The Mortgage Bankers Association (MBA) reported on Tuesday that it forecasts that purchase originations should increase by 10% in 2016 from 2015. However, the MBA sees refinance originations decreasing by one-third in the same time period. The MBA is forecasting purchase originations of $978 billion and refinance originations of $331 billion for a total of $1.31 trillion. “We are projecting that home purchase originations will increase in 2016 as the U.S. housing market continues on its path towards more typical levels of turnover based on steadily rising demand and improvements in the supply of homes for sale and under construction,” said Michael Fratantoni, MBA’s chief economist.

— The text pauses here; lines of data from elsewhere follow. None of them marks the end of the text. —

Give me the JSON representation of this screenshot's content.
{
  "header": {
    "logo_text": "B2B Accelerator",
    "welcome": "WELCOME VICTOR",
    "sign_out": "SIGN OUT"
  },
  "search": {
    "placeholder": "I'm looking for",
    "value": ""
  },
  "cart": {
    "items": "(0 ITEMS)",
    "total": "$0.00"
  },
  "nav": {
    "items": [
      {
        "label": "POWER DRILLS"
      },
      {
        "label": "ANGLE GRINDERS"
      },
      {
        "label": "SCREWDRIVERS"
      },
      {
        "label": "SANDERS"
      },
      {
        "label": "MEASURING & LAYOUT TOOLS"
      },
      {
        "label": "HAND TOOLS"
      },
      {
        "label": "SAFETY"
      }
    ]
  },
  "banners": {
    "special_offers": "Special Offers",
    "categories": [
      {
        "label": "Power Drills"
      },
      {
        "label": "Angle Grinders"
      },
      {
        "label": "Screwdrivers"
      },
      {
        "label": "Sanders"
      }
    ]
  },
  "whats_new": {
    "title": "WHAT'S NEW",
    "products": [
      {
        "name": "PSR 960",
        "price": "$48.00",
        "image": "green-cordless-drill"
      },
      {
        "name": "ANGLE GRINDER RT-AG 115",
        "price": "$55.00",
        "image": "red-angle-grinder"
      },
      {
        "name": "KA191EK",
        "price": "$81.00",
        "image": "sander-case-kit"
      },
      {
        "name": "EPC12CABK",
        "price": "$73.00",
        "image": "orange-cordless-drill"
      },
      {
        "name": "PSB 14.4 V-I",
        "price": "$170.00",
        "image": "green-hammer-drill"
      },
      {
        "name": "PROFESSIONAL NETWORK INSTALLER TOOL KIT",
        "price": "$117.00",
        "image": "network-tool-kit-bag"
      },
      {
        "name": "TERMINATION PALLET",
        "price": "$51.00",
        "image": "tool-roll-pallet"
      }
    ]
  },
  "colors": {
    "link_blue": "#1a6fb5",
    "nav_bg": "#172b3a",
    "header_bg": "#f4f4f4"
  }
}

The National Retail Federation released its Holiday Consumer Spending Survey on Tuesday and expects the average spending per consumer this year will be $805.65, up slightly from 2014’s $802.45. That figure is the highest in the surveys 14-year history and includes food, gifts, decorations and other items. In addition, online purchases will make up 46% of consumer buying, above 2014’s 44.4%. Online retailer Amazon expects to hire 100,000 U.S. workers to handle holiday orders.
October 19, 2015
Home builders across the nation continued to be upbeat on their sector in October due in part to firm job creation, economic growth and the release of pent-up demand. The National Association of Home Builders reported on Monday that its Housing Market Index rose to 64 this month, above the 62 expected and up three points from September. It was the highest level seen since late 2005. Any number over 50 indicates that more builders view conditions as good rather than poor.
Home improvements and updates are on pace to set a record in 2015, fueled by home price gains and continued low mortgage rates. According to the Leading Indicator of Remodeling Activity released on Monday by the Remodeling Futures Program at the Joint Center for Housing Studies (JCHS) of Harvard University, improvements are expected to rise by 2.4% in the current quarter from the previous quarter. In addition, the study went on to say that remodeling will improve by nearly 7% in the second quarter of 2016. The rise in home prices enables homeowners to pull money in the form of home equity loans and lines of credit for remodeling jobs.
Shares of Weight Watchers are soaring today after billionaire TV personality Oprah Winfrey invested a 10% stake in the company. Ms. Winfrey will endorse the products from Weight Watchers and will also join its Board of Directors. The question will be whether or not Ms. Winfrey can jump start a company that is on the downturn. Weight Watchers had operating cash flow of $400 million in 2011, which has fallen to $230 million in 2014 and also carries about $2.5 billion in debt.